Strona:PL Józef Ignacy Kraszewski-Stara baśń tom 3 025.jpeg

Z Wikiźródeł, wolnej biblioteki
Ta strona została uwierzytelniona.

Każdy żyje jako woli, a do kupy się zebrać i w kupie zgodzić najtrudniejsza rzecz... Chodzili jak ja nieraz Polanie nasi do Ranów, do świątyni, spotykali się tam z Serbami i Ludkami i Dulebami i Wilki, i wszelkiemi plemionami jednéj mowy, pili z niemi z czary razem, chleb łamali, a nazajutrz znać się nie chcieli...

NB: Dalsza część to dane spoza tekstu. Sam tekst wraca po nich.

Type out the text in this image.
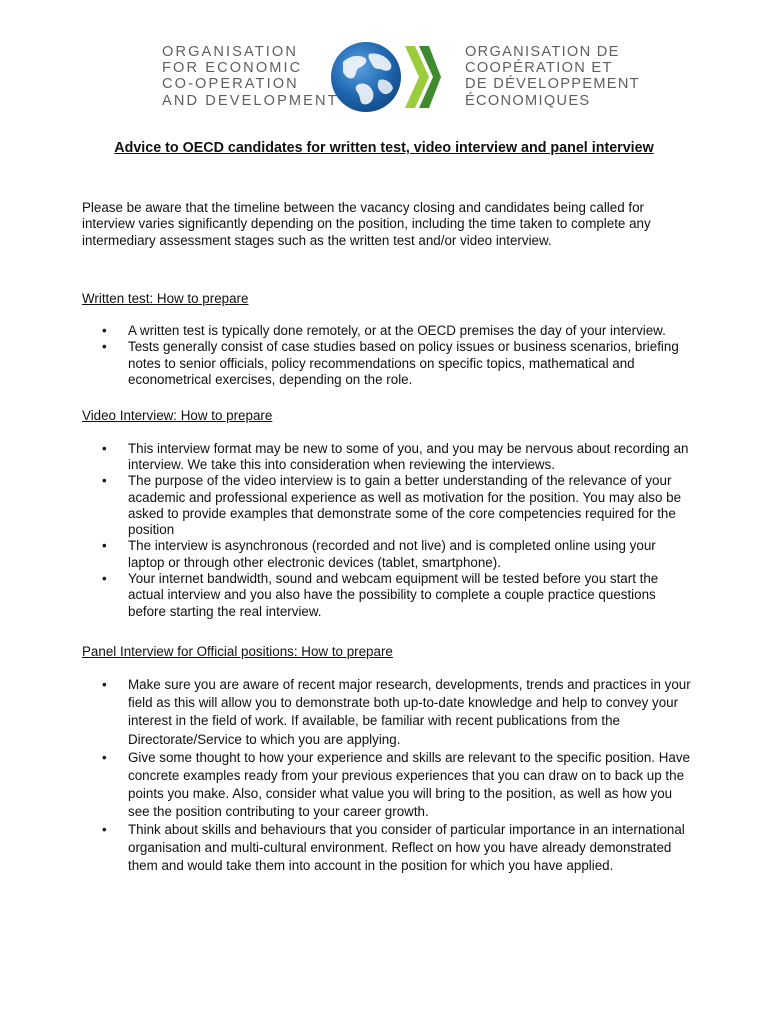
ORGANISATION
FOR ECONOMIC
CO-OPERATION
AND DEVELOPMENT
ORGANISATION DE
COOPÉRATION ET
DE DÉVELOPPEMENT
ÉCONOMIQUES
Advice to OECD candidates for written test, video interview and panel interview

Please be aware that the timeline between the vacancy closing and candidates being called for interview varies significantly depending on the position, including the time taken to complete any intermediary assessment stages such as the written test and/or video interview.

Written test: How to prepare

• A written test is typically done remotely, or at the OECD premises the day of your interview.
• Tests generally consist of case studies based on policy issues or business scenarios, briefing notes to senior officials, policy recommendations on specific topics, mathematical and econometrical exercises, depending on the role.

Video Interview: How to prepare

• This interview format may be new to some of you, and you may be nervous about recording an interview. We take this into consideration when reviewing the interviews.
• The purpose of the video interview is to gain a better understanding of the relevance of your academic and professional experience as well as motivation for the position. You may also be asked to provide examples that demonstrate some of the core competencies required for the position
• The interview is asynchronous (recorded and not live) and is completed online using your laptop or through other electronic devices (tablet, smartphone).
• Your internet bandwidth, sound and webcam equipment will be tested before you start the actual interview and you also have the possibility to complete a couple practice questions before starting the real interview.

Panel Interview for Official positions: How to prepare

• Make sure you are aware of recent major research, developments, trends and practices in your field as this will allow you to demonstrate both up-to-date knowledge and help to convey your interest in the field of work. If available, be familiar with recent publications from the Directorate/Service to which you are applying.
• Give some thought to how your experience and skills are relevant to the specific position. Have concrete examples ready from your previous experiences that you can draw on to back up the points you make. Also, consider what value you will bring to the position, as well as how you see the position contributing to your career growth.
• Think about skills and behaviours that you consider of particular importance in an international organisation and multi-cultural environment. Reflect on how you have already demonstrated them and would take them into account in the position for which you have applied.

Niemcy mają jednego wodza, a gdy się pokłócą, ten ich jedna jak matka dzieci przy misce, obojgu po głowach dając naukę; u nas swoboda panuje, a kto chce szarpie... Dla onéj swobody, pana nie znając, zwierzom dzikim dostajemy się na pastwę...
Gdy inaczéj nie może być, choć nasze ziemie i miry niech zgodne będą, a niech wybiorą jako rzekły wyrocznie, pokornego, małego, ubogiego...
Gdy Wizun skończył, panowało długie milczenie, a co wprzódy każdy się wielkim czynił, terazby był rad mniejszym się stać lub okazać. I nie w smak szły te wróżby znaczniejszym, a na starego szemrali.
W tém z tyłu poczęły niecierpliwe gromady wołać.
— Do rady! do koła!
Wszystkie rody poczęły się kupić i ustawiać, a każdy swoich zalecać. Wnet i o przepowiedni zapomniano. Myszkowie się krwią przelaną i pracą chlubili, Leszkowie stali przy jakiémś prawie, inni bogactwem się zalecali.